If on the contrary, $$Bx=0$$, then you must have $$By \neq 0$$ because $$B \neq 0$$. Applying $$B$$ to the second equation gives $$BAy=\mu By + 0\quad \quad \text{ so} \quad A(By)=-\mu(By)$$ so again, $$\mu$$ and $$-\mu$$ are the two only eigenvalues of $$A$$ and $$\mathrm{Tr}(A)=0$$.

• Thanks. I should start from the characteristics polynomial of A next times. But I still wonder that are there any other ways? Like use the properties of similar matrices? – aDmaL Aug 27 '20 at 12:54
• @aDmaL I edited my answer, to provide another way to think. There are probably many many ways to solve this kind of questions. – TheSilverDoe Aug 27 '20 at 13:41
• Really appreciate your effort to bring me another way to prove! – aDmaL Aug 27 '20 at 13:47
• It looks like a very simple problem. But it is tricky. Very ingenious way of solving the problem. Thank you for the nice method. – Lawrence Mano Aug 28 '20 at 7:37

Well, I manage to find out another answer for this question, it maybe helpful for future readers.

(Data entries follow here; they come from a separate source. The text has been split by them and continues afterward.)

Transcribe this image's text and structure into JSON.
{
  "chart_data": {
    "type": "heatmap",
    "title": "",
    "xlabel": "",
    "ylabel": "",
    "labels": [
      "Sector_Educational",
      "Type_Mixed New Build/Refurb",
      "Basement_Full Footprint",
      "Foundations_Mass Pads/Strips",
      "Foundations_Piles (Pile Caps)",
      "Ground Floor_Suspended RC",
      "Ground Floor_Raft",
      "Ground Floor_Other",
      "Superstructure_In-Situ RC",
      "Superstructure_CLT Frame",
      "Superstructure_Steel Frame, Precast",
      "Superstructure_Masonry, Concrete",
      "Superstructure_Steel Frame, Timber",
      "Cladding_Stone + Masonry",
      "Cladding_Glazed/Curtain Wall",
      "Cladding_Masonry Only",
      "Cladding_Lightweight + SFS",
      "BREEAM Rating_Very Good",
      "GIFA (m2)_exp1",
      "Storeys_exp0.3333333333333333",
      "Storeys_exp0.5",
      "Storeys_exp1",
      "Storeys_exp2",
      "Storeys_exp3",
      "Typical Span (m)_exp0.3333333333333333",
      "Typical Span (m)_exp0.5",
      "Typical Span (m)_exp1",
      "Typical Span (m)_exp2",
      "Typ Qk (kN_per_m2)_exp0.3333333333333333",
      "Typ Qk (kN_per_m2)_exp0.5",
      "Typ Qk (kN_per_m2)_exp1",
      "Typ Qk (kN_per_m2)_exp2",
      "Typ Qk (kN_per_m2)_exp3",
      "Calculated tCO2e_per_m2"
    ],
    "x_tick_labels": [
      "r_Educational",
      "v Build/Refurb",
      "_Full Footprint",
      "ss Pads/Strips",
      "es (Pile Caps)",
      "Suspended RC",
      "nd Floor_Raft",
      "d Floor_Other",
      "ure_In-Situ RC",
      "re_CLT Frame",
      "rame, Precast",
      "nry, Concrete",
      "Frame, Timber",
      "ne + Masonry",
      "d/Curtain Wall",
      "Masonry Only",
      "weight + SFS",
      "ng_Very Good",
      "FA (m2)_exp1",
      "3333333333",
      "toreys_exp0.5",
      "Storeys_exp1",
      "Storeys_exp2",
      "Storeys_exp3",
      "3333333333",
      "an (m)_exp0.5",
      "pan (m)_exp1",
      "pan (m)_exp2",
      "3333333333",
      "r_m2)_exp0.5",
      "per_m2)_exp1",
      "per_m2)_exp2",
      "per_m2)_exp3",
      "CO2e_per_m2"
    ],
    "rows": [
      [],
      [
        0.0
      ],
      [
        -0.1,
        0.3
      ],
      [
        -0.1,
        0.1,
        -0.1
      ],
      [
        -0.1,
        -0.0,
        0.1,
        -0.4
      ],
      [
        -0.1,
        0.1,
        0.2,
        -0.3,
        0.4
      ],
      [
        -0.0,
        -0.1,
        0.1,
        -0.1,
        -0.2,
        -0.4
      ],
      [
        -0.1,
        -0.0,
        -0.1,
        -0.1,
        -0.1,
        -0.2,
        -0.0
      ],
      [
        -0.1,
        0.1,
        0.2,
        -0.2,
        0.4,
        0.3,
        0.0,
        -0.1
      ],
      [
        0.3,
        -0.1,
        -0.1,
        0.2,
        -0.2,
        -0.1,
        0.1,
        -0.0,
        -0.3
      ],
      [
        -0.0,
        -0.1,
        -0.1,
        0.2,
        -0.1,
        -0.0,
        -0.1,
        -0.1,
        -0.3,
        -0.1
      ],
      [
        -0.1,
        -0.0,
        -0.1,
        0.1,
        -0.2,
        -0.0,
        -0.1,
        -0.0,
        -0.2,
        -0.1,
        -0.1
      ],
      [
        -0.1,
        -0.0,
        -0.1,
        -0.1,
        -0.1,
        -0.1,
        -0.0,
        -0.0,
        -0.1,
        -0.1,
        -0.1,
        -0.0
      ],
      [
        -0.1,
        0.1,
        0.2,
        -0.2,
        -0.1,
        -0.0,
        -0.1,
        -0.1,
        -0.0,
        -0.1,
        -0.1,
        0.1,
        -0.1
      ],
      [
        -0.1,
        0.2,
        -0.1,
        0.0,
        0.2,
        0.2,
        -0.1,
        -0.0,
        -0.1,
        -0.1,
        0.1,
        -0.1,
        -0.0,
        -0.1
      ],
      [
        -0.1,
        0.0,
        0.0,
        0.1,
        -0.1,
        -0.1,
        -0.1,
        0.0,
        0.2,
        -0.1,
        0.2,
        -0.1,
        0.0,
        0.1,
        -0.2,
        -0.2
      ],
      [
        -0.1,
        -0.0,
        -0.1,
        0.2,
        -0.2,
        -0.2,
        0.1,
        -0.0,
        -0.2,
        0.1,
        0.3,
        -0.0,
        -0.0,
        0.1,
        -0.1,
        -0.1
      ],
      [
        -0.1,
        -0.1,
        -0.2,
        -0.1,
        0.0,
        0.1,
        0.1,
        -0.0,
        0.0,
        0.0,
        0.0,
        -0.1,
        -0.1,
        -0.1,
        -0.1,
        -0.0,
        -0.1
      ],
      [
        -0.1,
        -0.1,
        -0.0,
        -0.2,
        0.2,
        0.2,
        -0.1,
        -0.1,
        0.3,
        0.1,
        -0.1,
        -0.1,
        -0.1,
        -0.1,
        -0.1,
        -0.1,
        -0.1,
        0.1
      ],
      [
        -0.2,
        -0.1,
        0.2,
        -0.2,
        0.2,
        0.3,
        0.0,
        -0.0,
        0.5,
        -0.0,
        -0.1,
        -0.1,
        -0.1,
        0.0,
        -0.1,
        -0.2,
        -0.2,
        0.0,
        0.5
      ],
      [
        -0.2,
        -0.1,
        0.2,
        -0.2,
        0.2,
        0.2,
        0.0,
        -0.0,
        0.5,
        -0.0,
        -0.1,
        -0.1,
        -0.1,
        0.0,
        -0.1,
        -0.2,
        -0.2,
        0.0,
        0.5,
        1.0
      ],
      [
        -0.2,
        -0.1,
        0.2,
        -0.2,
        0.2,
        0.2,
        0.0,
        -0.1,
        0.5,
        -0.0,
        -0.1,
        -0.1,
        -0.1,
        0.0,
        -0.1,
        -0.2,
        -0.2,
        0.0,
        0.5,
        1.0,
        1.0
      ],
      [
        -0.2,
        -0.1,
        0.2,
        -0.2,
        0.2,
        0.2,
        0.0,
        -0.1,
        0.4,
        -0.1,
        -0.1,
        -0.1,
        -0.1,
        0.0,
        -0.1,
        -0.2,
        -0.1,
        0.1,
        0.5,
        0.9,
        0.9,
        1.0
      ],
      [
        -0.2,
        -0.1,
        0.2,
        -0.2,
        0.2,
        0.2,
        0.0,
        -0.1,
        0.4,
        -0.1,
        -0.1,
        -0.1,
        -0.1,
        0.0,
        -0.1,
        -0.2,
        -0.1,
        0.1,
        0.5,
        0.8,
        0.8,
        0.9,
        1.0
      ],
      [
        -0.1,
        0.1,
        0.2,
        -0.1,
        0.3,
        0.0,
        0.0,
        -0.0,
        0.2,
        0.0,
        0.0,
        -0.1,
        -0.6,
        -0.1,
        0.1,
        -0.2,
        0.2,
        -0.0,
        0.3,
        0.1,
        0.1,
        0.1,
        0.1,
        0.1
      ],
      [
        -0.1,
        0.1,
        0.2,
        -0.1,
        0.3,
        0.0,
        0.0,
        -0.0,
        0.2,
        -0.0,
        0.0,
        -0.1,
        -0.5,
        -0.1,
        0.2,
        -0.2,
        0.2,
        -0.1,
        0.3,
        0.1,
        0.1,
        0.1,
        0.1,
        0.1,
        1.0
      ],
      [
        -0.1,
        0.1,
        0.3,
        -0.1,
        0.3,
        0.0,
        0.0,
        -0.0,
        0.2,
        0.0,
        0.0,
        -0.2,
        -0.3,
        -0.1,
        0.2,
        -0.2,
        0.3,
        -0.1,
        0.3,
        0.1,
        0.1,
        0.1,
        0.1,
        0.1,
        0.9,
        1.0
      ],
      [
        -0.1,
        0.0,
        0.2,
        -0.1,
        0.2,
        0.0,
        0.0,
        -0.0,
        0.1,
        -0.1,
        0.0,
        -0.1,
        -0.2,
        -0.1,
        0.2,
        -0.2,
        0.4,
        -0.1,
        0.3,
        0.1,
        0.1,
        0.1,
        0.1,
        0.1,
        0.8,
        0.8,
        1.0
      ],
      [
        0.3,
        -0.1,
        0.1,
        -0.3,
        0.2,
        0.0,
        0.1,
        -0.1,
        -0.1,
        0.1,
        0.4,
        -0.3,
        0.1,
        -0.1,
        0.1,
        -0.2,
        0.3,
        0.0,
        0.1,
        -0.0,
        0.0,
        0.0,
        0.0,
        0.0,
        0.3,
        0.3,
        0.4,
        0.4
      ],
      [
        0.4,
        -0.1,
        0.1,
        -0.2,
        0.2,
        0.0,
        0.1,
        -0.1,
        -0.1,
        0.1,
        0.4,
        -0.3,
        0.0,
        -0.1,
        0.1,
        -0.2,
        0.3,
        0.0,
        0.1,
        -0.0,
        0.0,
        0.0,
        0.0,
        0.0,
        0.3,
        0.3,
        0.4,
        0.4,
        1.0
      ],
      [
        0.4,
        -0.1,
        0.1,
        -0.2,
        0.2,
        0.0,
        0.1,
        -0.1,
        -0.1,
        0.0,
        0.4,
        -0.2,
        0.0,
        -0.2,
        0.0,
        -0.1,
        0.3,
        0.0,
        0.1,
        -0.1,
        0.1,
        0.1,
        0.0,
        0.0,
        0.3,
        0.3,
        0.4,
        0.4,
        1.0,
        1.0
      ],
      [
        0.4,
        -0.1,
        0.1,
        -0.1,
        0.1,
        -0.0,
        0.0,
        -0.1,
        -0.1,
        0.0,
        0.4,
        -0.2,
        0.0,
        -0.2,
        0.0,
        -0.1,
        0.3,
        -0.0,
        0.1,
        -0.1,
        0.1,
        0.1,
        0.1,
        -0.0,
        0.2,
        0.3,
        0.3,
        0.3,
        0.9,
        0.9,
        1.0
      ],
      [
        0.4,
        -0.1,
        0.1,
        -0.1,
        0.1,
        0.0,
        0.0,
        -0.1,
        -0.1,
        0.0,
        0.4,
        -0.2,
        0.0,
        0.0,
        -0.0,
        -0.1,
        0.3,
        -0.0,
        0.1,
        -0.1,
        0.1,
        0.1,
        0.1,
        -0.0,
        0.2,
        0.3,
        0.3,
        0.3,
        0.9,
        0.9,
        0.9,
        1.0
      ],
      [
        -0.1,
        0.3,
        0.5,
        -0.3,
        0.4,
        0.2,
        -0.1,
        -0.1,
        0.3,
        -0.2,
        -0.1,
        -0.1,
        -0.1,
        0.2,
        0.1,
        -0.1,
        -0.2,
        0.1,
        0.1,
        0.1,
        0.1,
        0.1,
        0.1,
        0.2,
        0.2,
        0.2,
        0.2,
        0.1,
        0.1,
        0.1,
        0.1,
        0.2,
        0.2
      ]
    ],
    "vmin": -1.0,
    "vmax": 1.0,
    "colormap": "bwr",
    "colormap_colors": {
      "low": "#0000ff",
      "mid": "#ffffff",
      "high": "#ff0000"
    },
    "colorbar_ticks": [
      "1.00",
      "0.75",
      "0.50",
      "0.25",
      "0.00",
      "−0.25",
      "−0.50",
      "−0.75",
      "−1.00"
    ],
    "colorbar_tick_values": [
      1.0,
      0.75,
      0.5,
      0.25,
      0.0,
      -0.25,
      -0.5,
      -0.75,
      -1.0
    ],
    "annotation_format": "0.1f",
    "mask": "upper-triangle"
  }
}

If we define $$A=\begin{pmatrix} a&b\\c&d \end{pmatrix}$$ and let $$M$$ be the matrix of $$T$$, where $$T$$ is a linear transformation defined by $$T:\mathcal{M}_{2,2}(\mathbb{R})\to\mathcal{M}_{2,2}(\mathbb{R}), T(X)=AX+XA.$$ Then, , we can find out that $$M= \begin{pmatrix} 2a&c&b&0\\b&a+d&0&b\\c&0&a+d&c\\0&c&b&2d \end{pmatrix}.$$ Moreover, the hypothesis is now equivalent to $$T(B)=0$$ , where $$B\neq0$$, which happens if and only if $$\det M = 0$$.

In the other hand we have $$\det M =4(a+d)^2(ad-bc)$$, thus, $$\det M = 0$$ iff either $$\mathrm{tr}(A)=a+d=0$$ or $$\det A = ad-bc=0$$.